Running processes - in the pictures firewall_top1.JPG and firewall_top2.JPG - no processes with high cpu
bytethrough - in the picture firewall_ByteThrough.JPG

How I got back to "ordinary" numbers - for 10 second I disconnected switch port where internal interface of firewall is attached - you can see the gap in firewall-gap.JPG

Best Regards
Ivan694695696697698

ShadowPeak.com
2012-12-07, 11:20
hi (hardware interrupts), si (software interrupts) and sy (system) indicate CPU activity within the kernel of the system which is why you don't see a particular process eating the CPU. hi is the processing of hardware interrupts from things like your NIC cards and sy is short-term execution of kernel driver code such as the INSPECT driver, IP, etc. si is bit complicated to explain but basically it is the rescheduling of a long-running kernel task that exceeded the maximum slice of CPU it is allowed to consume in one continuous interval.

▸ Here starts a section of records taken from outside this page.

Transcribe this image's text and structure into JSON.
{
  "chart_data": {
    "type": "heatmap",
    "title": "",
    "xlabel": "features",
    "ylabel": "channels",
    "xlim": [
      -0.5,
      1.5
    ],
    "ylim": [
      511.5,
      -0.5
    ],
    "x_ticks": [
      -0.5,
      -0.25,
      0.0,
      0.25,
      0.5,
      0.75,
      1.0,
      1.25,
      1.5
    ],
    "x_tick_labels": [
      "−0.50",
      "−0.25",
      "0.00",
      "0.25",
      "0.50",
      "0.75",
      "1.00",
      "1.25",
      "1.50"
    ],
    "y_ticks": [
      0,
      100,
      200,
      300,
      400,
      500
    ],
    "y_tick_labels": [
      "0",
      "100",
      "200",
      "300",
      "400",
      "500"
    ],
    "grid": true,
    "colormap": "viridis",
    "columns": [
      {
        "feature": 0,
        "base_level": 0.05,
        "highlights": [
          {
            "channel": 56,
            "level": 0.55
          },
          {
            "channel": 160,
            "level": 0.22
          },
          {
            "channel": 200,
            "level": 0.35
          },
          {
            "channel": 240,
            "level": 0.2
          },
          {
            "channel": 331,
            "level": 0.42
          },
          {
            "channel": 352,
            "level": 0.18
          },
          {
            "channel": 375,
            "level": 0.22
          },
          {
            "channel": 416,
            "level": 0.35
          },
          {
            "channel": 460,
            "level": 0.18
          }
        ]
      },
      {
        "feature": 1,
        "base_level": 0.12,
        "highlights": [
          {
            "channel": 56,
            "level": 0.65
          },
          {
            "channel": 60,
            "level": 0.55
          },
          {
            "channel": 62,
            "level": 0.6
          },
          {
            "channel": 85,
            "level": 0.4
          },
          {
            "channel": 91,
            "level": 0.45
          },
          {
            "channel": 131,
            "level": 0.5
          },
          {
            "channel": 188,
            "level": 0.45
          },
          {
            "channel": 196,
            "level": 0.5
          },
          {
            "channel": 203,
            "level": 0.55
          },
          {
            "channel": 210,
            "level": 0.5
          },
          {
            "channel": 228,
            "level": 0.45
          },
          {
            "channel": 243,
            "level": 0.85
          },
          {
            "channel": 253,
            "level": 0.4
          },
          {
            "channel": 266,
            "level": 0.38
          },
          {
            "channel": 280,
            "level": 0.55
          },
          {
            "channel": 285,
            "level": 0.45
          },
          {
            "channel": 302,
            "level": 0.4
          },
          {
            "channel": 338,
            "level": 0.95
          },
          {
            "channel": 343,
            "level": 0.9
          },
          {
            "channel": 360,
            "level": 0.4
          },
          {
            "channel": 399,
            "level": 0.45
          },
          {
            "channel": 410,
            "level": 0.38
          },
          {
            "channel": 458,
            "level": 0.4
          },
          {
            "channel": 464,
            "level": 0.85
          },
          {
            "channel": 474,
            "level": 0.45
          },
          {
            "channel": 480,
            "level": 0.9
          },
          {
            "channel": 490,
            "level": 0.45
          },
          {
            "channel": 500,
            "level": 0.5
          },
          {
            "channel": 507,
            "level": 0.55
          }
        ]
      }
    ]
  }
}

It is not desirable to have a piece of kernel code monopolize a CPU for too long even if it has lots of work to do, other code needs CPU access so the si rescheduling process ensures this and also assists with multi-threaded execution of code.

The high si you're seeing is almost certainly something going on with Check Point's code in the kernel. If it is something inside the INSPECT driver itself there is really no way to determine what it is doing without some serious kernel debugging coordinated with Check Point support. However there is another Check Point kernel driver that I've seen cause issues like this and it is the rtm driver which is for SmartView Monitor. Do you have the SmartView Monitor checkbox set on your firewall/cluster object? Try unchecking it and reinstalling policy. Another driver that could possibly be the culprit is qos, try disabling that one as well if you have it set; bear in mind that doing so will halt QoS enforcement. It may be some other kernel-implemented feature on your firewall causing it but these two are the usual suspects.

Even so the CPU load on your system is not excessive and there is plenty of headroom for normal operations or a burst of traffic, if your CPU was consistently north of 75% doing this I'd be a little more worried.

iku899
2013-03-21, 07:51
Finally this problem is solved. Problem is in the blade "Application Control". When I switched it off completaly and restarted the whole machine (not only checkpoint products) problem dissapeared. Checkpoint then made a patch - "fw1_wrapper_HOTFIX_FOXX_HF_019_003 build 983003004_1". Even the number of the build is important, previous builds didn't repaired problem.

I have to mention technical support of Checkpoint - it was by far the worst experience I had with technical support of any product. We spent two months quarelling that 4600 appliance should be able to cope with 600 users. Without help of local Checkpoint representation I wouldn't be able to persuade support engineer. All the time I was pressed for buing more powerfull machine.

After patching our load is around 15%.

Best Regards
Ivan

alienbaby
2013-03-21, 11:47
Are you still running R75.30 or did you upgrade to a later version prior to applying this patch?

iku899
2013-03-21, 12:17
Are you still running R75.30 or did you upgrade to a later version prior to applying this patch?

We are still at 75.30 version.

Best Regards
Ivan